Abstract

We investigate the electronic and thermodynamic properties of Zr and its oxides from first principles to elucidate phase stability in the Zr-O system. Hexagonally close-packed Zr is unusual in its ability to dissolve very high concentrations of oxygen over its interstitial octahedral sites, forming a variety of ordered suboxides that undergo both first-order and second-order phase transitions upon heating. We perform a first-principles, statistical-mechanical analysis of finite temperature phase stability of ZrO${}_{x}$ using a cluster expansion Hamiltonian and Monte Carlo calculations.

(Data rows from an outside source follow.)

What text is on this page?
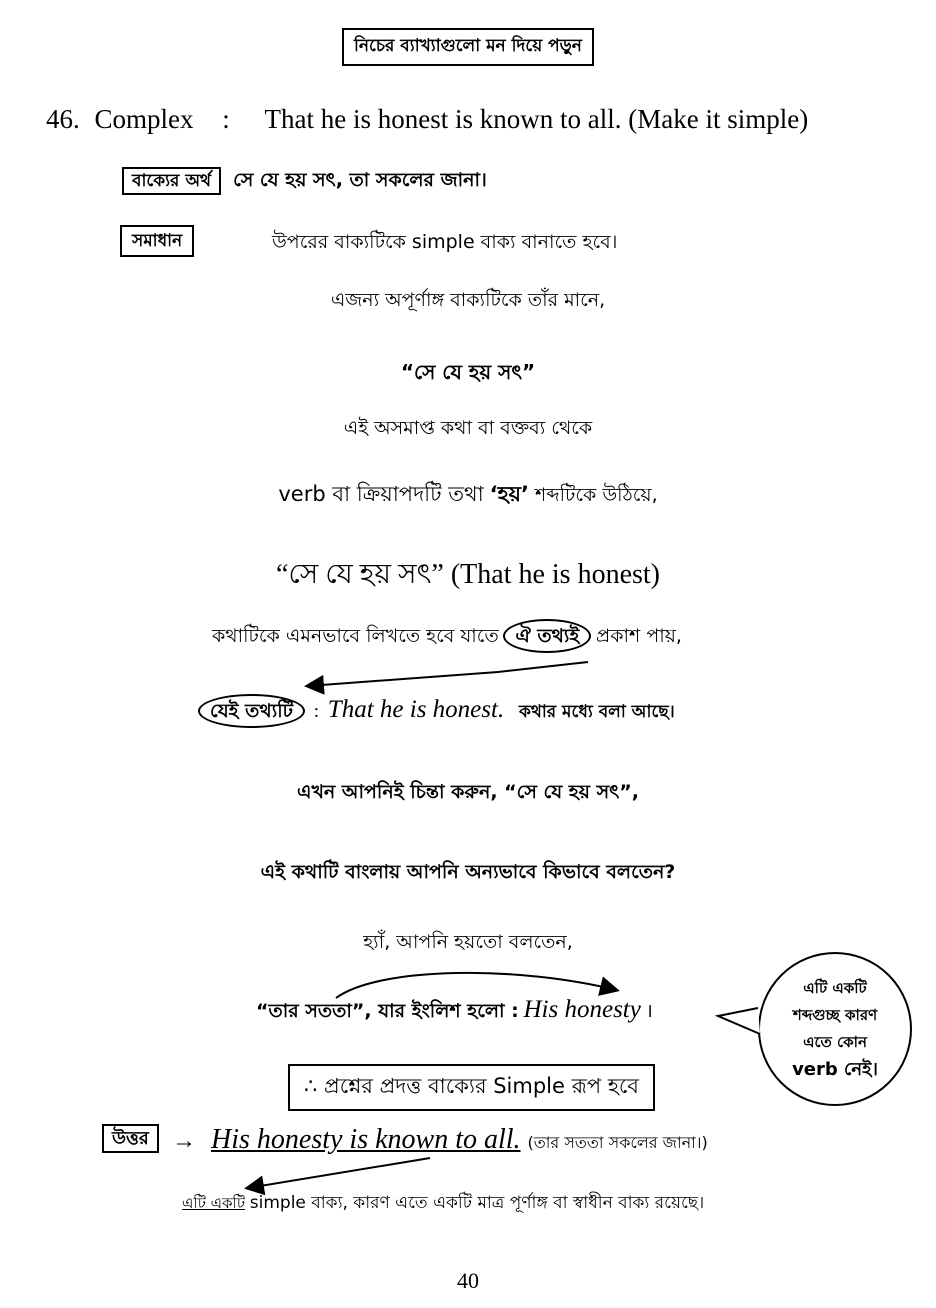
নিচের ব্যাখ্যাগুলো মন দিয়ে পড়ুন
46. Complex : That he is honest is known to all. (Make it simple)
বাক্যের অর্থ সে যে হয় সৎ, তা সকলের জানা।
সমাধান	উপরের বাক্যটিকে simple বাক্য বানাতে হবে।
এজন্য অপূর্ণাঙ্গ বাক্যটিকে তাঁর মানে,
“সে যে হয় সৎ”
এই অসমাপ্ত কথা বা বক্তব্য থেকে
verb বা ক্রিয়াপদটি তথা ‘হয়’ শব্দটিকে উঠিয়ে,
“সে যে হয় সৎ” (That he is honest)
কথাটিকে এমনভাবে লিখতে হবে যাতে ঐ তথ্যই প্রকাশ পায়,
যেই তথ্যটি : That he is honest. কথার মধ্যে বলা আছে।
এখন আপনিই চিন্তা করুন, “সে যে হয় সৎ”,
এই কথাটি বাংলায় আপনি অন্যভাবে কিভাবে বলতেন?
হ্যাঁ, আপনি হয়তো বলতেন,
“তার সততা”, যার ইংলিশ হলো : His honesty ।
এটি একটি
শব্দগুচ্ছ কারণ
এতে কোন
verb নেই।
∴ প্রশ্নের প্রদত্ত বাক্যের Simple রূপ হবে
উত্তর → His honesty is known to all. (তার সততা সকলের জানা।)
এটি একটি simple বাক্য, কারণ এতে একটি মাত্র পূর্ণাঙ্গ বা স্বাধীন বাক্য রয়েছে।
40
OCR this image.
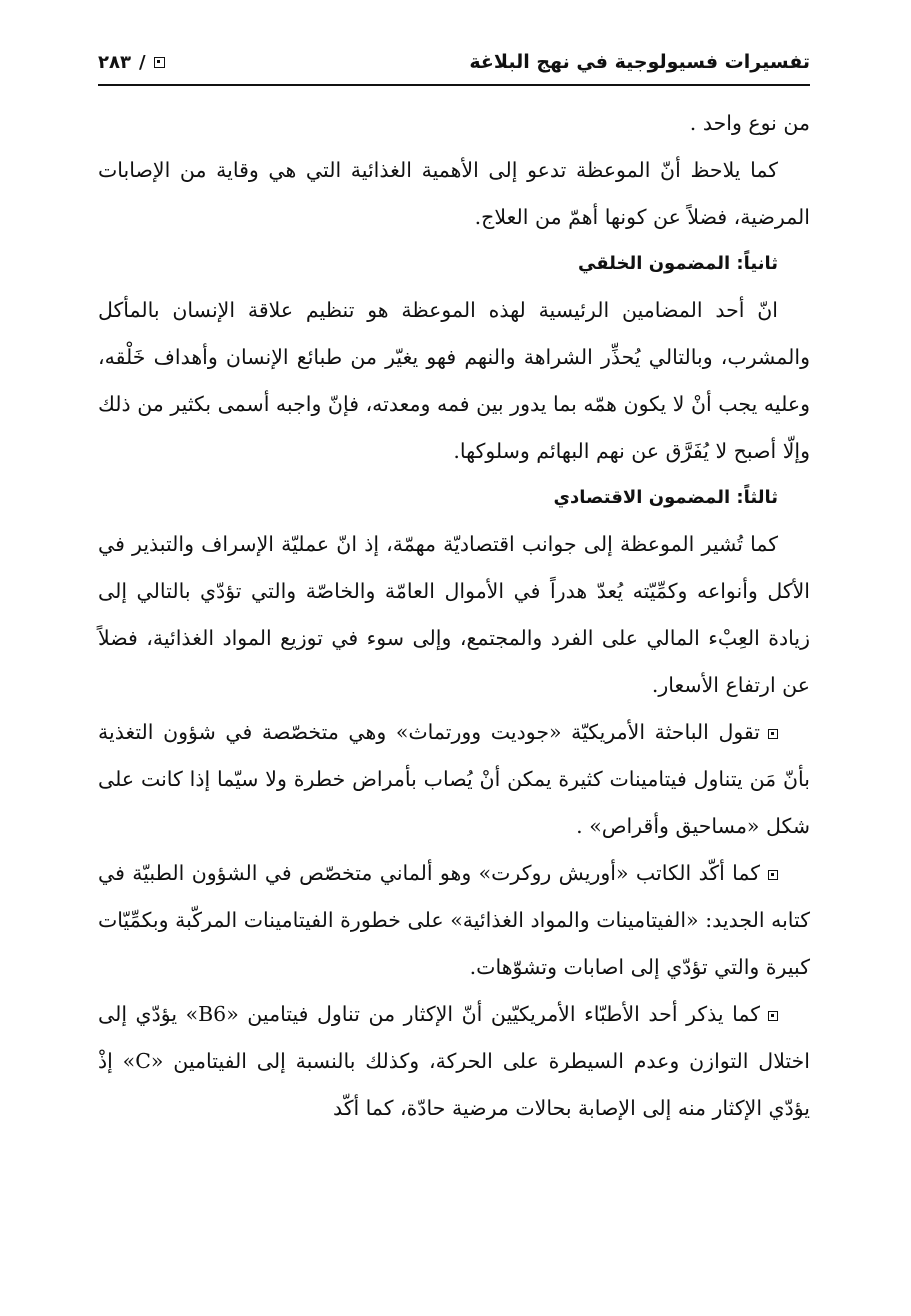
تفسيرات فسيولوجية في نهج البلاغة
/
٢٨٣

من نوع واحد .

كما يلاحظ أنّ الموعظة تدعو إلى الأهمية الغذائية التي هي وقاية من الإصابات المرضية، فضلاً عن كونها أهمّ من العلاج.

ثانياً: المضمون الخلقي

انّ أحد المضامين الرئيسية لهذه الموعظة هو تنظيم علاقة الإنسان بالمأكل والمشرب، وبالتالي يُحذِّر الشراهة والنهم فهو يغيّر من طبائع الإنسان وأهداف خَلْقه، وعليه يجب أنْ لا يكون همّه بما يدور بين فمه ومعدته، فإنّ واجبه أسمى بكثير من ذلك وإلّا أصبح لا يُفَرَّق عن نهم البهائم وسلوكها.

ثالثاً: المضمون الاقتصادي

كما تُشير الموعظة إلى جوانب اقتصاديّة مهمّة، إذ انّ عمليّة الإسراف والتبذير في الأكل وأنواعه وكمِّيّته يُعدّ هدراً في الأموال العامّة والخاصّة والتي تؤدّي بالتالي إلى زيادة العِبْء المالي على الفرد والمجتمع، وإلى سوء في توزيع المواد الغذائية، فضلاً عن ارتفاع الأسعار.

تقول الباحثة الأمريكيّة «جوديت وورتماث» وهي متخصّصة في شؤون التغذية بأنّ مَن يتناول فيتامينات كثيرة يمكن أنْ يُصاب بأمراض خطرة ولا سيّما إذا كانت على شكل «مساحيق وأقراص» .

كما أكّد الكاتب «أوريش روكرت» وهو ألماني متخصّص في الشؤون الطبيّة في كتابه الجديد: «الفيتامينات والمواد الغذائية» على خطورة الفيتامينات المركّبة وبكمِّيّات كبيرة والتي تؤدّي إلى اصابات وتشوّهات.

كما يذكر أحد الأطبّاء الأمريكيّين أنّ الإكثار من تناول فيتامين «B6» يؤدّي إلى اختلال التوازن وعدم السيطرة على الحركة، وكذلك بالنسبة إلى الفيتامين «C» إذْ يؤدّي الإكثار منه إلى الإصابة بحالات مرضية حادّة، كما أكّد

This analysis predicts the existence of 0-K ground-state oxygen orderings at composition ZrO${}_{1/6}$, ZrO${}_{2/9}$, ZrO${}_{1/3}$, ZrO${}_{4/9}$, and ZrO${}_{1/2}$ along with evidence of an infinite sequence of ground-state suboxide orderings at intermediate oxygen concentrations consisting of different stackings of empty, $\frac{1}{3}$-filled and $\frac{2}{3}$-filled two-dimensional oxygen layers. We also predict the stability of a previously uncharacterized Zr-monoxide phase, which we label ${\ensuremath{\delta}}^{\ensuremath{'}}$-ZrO due to its crystallographic relation to $\ensuremath{\delta}$-TiO. The ${\ensuremath{\delta}}^{\ensuremath{'}}$-ZrO structure is equivalent to the high-pressure $\ensuremath{\omega}$-Zr phase but has interstitial oxygen ordering. Finally, as part of the technical implementation of our statistical mechanical study, we introduce a new algorithm to parametrize the coefficients of a cluster expansion Hamiltonian and apply a $k$-space analysis to rigorously track order-disorder phenomena at finite temperature.